PVH Delivers 10% Q4 Margin, Targets 75% Tariff Mitigation by 2026
PVH mitigated more than 40% of increased tariffs in Q4, aiming for 75% mitigation by end-2026, enabling a 10% non-GAAP operating margin (11.7% pro forma). Spring sell-through for Calvin Klein and Tommy Hilfiger rose year-over-year, supported by Gen Z-targeted marketing campaigns and celebrity partnerships driving e-commerce traffic.
1. Q4 Tariff Mitigation and Operating Margins
PVH mitigated over 40% of additional tariff costs in Q4 and plans to offset 75% of these expenses by end-2026. The company delivered a 10% non-GAAP operating margin, which would have been 11.7% without the gross tariff impact.
2. Spring Sell-Through Trends and Regional Sales
Early results show a year-over-year increase in spring season sell-through for Calvin Klein and Tommy Hilfiger across all regions, with Europe benefiting from stronger early spring product orders and positive wholesale fall bookings.

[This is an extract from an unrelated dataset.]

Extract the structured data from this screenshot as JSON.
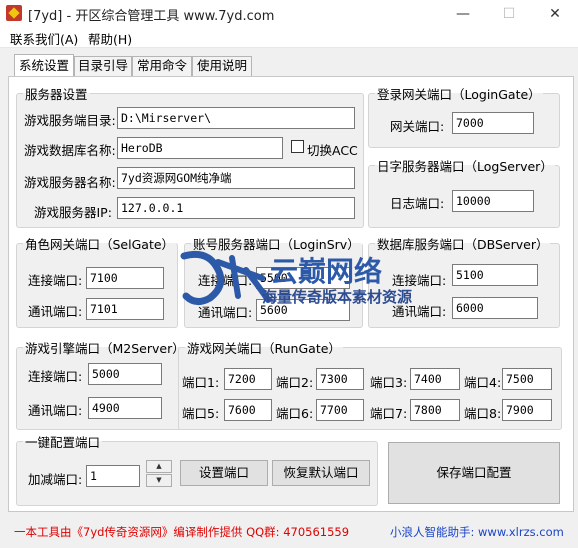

3. Consumer Targeting and Marketing Investments
PVH leverages consumer research to target Gen Z and Millennials through social media and e-commerce, focusing on top categories that represent over 60% of revenue. Management expects Q1 margins to be pressured by tariffs and marketing spend, with sequential improvement each quarter as mitigation actions ramp.

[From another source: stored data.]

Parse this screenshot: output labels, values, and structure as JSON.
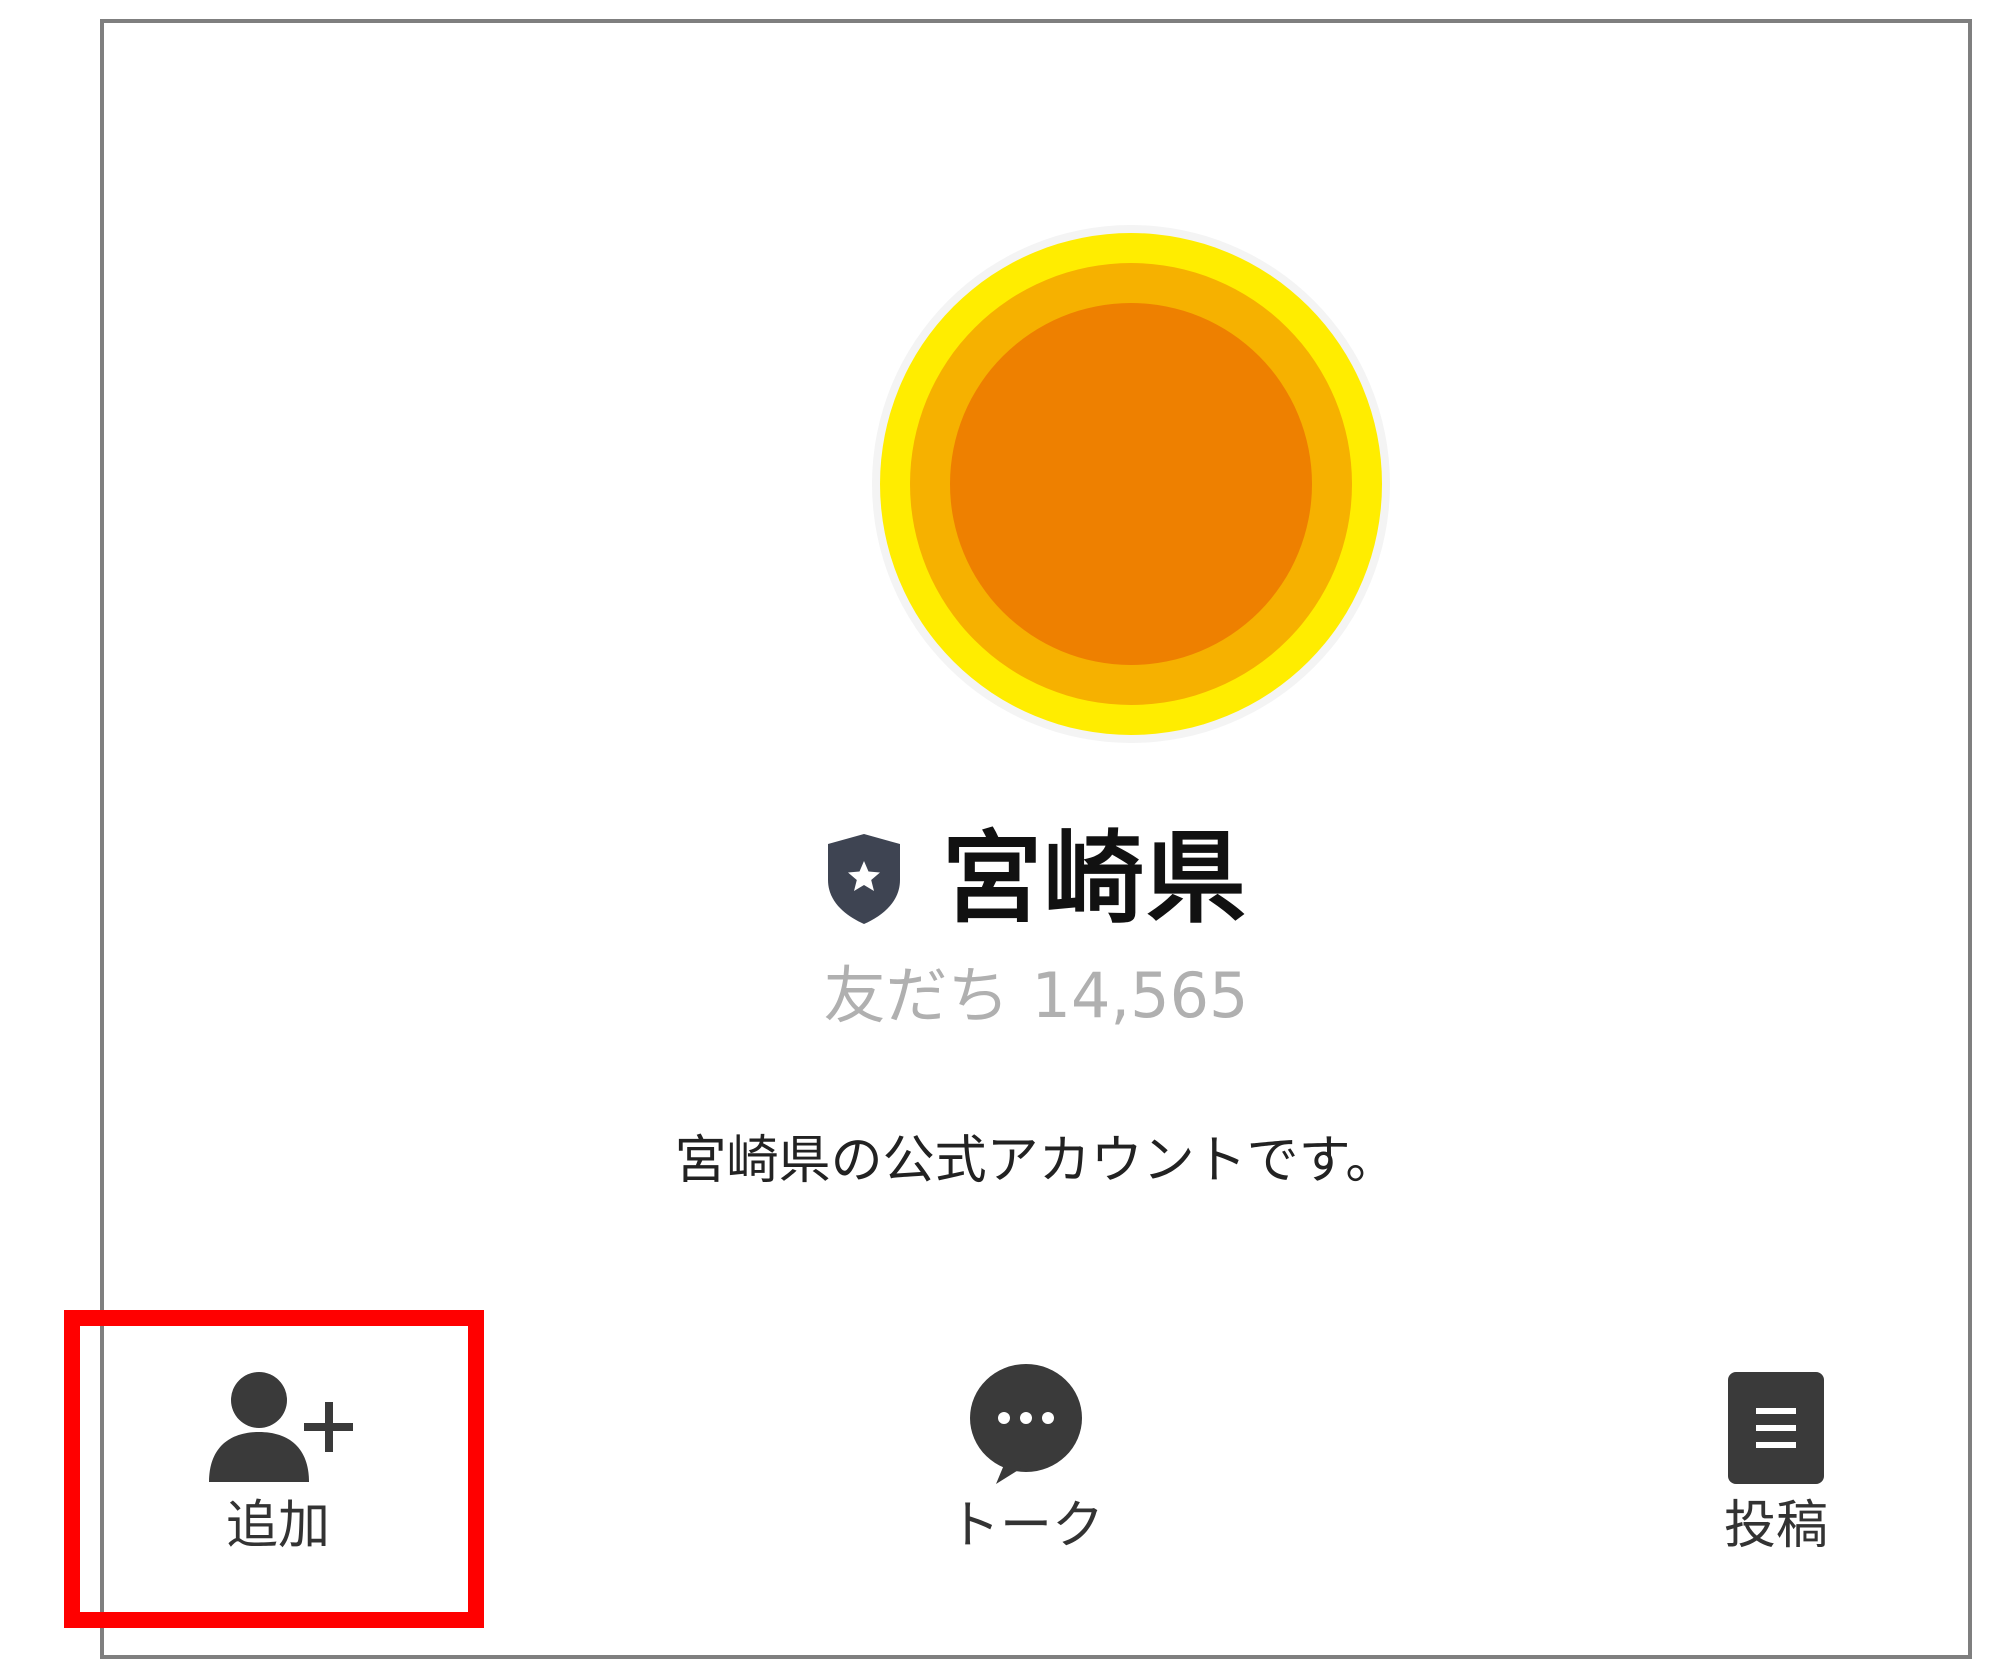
{
  "profile": {
    "name": "宮崎県",
    "friends_label": "友だち",
    "friends_count": "14,565",
    "description": "宮崎県の公式アカウントです。",
    "avatar_colors": {
      "outer": "#ffed00",
      "middle": "#f6b100",
      "inner": "#ee8000"
    },
    "verified_badge_icon": "shield-star-icon",
    "badge_color": "#3e4452"
  },
  "actions": {
    "add": {
      "label": "追加",
      "icon": "add-friend-icon"
    },
    "talk": {
      "label": "トーク",
      "icon": "chat-bubble-icon"
    },
    "post": {
      "label": "投稿",
      "icon": "document-icon"
    }
  },
  "highlight": {
    "color": "#ff0000",
    "target": "add"
  },
  "colors": {
    "icon": "#3a3a3a",
    "frame_border": "#7f7f7f"
  }
}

4. Media and Collaborations Driving Engagement
The ‘Love Story’ TV show drove significant increases in Calvin Klein search interest and e-commerce traffic, highlighting the value of cultural alignment. Celebrity collaborations, such as the Travis Kelsey partnership for Tommy Hilfiger, are designed to energize brand perception and spur sales growth.